For example, when designing an integrated circuit having specific functions, standard cells are selected from a pre-designed standard cell library. Next, designers, or EDA (Electronic Design Automation) or ECAD (Electronic Computer-Aided Design) tools draw out design layouts of the integrated circuit including the selected standard cells and/or non-standard custom cells. The design layouts are converted to photomasks. Then, semiconductor integrated circuits can be manufactured, when patterns of various layers, defined by photography processes with the photomasks, are transferred to a substrate.

The existing standard cells typically includes one or more active regions extending in a first lateral direction and one or more gate structures extending in a second, perpendicular lateral direction, thereby operatively forming a respective number of transistors. Each of the existing standard cells further includes a plural number of middle-end and back-end interconnect structures connecting the transistors to one another or providing input/output pins, thereby operatively realizing a respective circuit function. The middle-end interconnect structures can be formed over the transistors (e.g., the active regions and the gate structures) to extend or allow their electrical connection, and the back-end interconnect structures can be formed across multiple metallization layers disposed over those middle-end interconnect structures.
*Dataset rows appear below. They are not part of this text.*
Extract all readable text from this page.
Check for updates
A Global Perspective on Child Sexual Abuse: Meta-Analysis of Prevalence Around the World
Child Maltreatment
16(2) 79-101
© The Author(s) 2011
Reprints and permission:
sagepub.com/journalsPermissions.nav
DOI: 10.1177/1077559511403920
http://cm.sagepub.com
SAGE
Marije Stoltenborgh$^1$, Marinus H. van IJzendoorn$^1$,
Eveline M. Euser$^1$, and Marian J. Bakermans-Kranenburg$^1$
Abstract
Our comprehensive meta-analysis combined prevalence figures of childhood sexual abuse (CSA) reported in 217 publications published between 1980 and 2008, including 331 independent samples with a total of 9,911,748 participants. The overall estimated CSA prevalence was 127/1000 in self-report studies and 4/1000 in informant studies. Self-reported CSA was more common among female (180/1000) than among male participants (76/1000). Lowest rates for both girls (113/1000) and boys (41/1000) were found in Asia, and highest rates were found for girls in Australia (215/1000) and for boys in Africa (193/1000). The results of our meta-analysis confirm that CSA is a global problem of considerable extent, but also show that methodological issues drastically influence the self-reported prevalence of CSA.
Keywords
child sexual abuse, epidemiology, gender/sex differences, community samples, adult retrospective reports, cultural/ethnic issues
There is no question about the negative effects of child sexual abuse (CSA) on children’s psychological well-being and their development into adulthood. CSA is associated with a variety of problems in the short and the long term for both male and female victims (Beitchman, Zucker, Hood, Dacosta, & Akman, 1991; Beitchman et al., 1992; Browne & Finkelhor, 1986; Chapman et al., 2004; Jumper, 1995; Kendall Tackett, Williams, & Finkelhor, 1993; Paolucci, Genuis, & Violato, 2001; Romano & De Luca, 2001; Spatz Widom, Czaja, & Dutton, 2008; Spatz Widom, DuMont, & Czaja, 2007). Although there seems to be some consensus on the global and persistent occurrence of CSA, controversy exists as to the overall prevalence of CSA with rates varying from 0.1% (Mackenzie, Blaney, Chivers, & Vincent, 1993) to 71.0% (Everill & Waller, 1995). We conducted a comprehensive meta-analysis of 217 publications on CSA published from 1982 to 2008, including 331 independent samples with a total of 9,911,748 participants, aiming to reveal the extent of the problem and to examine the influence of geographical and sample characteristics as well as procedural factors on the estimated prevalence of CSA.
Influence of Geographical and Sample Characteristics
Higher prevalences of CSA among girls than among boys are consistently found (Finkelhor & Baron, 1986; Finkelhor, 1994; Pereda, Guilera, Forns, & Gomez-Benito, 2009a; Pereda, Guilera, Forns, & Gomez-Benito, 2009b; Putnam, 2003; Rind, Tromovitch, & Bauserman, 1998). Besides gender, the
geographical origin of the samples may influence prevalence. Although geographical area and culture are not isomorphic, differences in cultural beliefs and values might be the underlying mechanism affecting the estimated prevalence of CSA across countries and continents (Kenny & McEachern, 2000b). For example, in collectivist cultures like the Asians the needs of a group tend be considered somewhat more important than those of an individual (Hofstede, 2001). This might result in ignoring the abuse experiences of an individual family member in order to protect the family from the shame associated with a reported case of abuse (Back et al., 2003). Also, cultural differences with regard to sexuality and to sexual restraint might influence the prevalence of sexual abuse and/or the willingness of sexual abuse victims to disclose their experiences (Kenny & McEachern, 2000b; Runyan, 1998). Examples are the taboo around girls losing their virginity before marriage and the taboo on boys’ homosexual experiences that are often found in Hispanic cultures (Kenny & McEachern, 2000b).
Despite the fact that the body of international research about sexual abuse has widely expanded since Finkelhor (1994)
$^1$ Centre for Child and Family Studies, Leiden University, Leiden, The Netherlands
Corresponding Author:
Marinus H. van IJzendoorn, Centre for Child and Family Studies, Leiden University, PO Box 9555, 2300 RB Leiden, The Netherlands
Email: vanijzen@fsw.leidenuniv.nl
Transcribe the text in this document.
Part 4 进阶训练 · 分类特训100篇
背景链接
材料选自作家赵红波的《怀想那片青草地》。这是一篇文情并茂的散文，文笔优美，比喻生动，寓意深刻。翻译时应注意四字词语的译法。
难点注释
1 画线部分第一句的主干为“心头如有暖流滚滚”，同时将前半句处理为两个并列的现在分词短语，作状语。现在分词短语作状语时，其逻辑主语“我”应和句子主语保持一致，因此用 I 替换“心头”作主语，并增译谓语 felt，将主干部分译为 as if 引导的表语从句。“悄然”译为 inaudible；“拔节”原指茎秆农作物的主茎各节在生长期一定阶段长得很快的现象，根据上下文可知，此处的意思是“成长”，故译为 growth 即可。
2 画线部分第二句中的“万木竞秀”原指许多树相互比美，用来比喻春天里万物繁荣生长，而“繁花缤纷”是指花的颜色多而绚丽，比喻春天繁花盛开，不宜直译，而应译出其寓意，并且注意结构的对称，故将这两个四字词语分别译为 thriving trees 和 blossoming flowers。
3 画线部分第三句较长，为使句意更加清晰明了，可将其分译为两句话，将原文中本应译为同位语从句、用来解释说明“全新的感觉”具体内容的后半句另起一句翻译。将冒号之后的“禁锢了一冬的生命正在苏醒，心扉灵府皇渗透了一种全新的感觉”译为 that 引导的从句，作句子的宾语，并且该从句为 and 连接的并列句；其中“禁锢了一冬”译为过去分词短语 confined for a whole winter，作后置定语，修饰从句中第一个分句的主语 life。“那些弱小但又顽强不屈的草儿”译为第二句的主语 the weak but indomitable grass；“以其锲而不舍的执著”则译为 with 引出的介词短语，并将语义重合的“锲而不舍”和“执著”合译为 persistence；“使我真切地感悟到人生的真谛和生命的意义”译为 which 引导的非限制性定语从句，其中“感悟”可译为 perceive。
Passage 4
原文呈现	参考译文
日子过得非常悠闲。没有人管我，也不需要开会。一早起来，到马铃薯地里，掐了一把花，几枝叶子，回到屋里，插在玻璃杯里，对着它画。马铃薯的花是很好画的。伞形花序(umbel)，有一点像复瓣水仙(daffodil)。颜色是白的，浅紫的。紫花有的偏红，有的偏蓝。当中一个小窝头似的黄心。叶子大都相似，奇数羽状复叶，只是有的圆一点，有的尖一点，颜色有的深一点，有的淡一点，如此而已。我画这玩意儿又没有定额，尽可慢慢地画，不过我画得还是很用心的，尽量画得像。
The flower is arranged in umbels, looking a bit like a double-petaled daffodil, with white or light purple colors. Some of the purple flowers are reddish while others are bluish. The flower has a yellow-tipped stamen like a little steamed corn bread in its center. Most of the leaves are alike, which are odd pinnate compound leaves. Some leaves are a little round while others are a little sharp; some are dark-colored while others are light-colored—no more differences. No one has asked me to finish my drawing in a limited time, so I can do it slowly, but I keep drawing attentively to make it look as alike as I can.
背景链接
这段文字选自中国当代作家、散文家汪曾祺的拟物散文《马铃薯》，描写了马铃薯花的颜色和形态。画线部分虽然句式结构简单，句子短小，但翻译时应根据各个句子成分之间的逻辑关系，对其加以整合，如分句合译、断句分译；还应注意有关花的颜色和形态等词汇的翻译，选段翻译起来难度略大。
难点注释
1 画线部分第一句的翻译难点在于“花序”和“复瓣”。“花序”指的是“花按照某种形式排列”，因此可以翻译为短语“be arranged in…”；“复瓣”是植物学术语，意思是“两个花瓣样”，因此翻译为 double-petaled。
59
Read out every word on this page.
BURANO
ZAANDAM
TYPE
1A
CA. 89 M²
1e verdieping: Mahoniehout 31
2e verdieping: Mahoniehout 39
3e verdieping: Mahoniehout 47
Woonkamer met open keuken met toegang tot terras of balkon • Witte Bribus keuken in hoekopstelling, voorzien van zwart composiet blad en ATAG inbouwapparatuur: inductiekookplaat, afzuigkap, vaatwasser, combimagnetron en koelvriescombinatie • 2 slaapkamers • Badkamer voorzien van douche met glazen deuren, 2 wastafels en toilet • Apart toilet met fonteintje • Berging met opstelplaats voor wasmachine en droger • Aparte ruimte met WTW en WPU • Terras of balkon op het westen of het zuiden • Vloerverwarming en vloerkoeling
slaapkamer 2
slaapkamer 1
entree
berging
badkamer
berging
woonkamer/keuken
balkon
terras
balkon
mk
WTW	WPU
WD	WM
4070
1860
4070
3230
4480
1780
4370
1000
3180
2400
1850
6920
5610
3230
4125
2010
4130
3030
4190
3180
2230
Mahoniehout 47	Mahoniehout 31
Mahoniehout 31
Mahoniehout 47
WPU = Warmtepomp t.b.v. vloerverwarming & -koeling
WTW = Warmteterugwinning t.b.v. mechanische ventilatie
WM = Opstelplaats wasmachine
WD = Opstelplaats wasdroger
For example, a first group of the back-end interconnect structures can be formed in a bottommost one of the metallization layers (sometimes referred to as M0 tracks), a second group of the back-end interconnect structures can be formed in a next bottommost one of the metallization layers (sometimes referred to as M1 tracks), and so on. Typically, the M0 tracks extend along the same direction as the active regions (e.g., the first lateral direction), and the M1 tracks extend along the same direction as the gate structures (e.g., the second lateral direction). Further, in the existing standard cell methodologies, the M1 tracks are often constrained to overlap with the gate structures or the middle-end interconnect structures. Such a constraint forces some of the M0 tracks to extend beyond the boundary of each standard cell, which disadvantageously limits flexibility on arrangement of the standard cells. For instance, with some of the M0 tracks sticking out of the boundary, abutting two or more of such standard cells to each other can cause some of the tracks to be shorted in an undesired manner. Thus, the existing standard cell methodologies are not entirely satisfactory in certain aspects.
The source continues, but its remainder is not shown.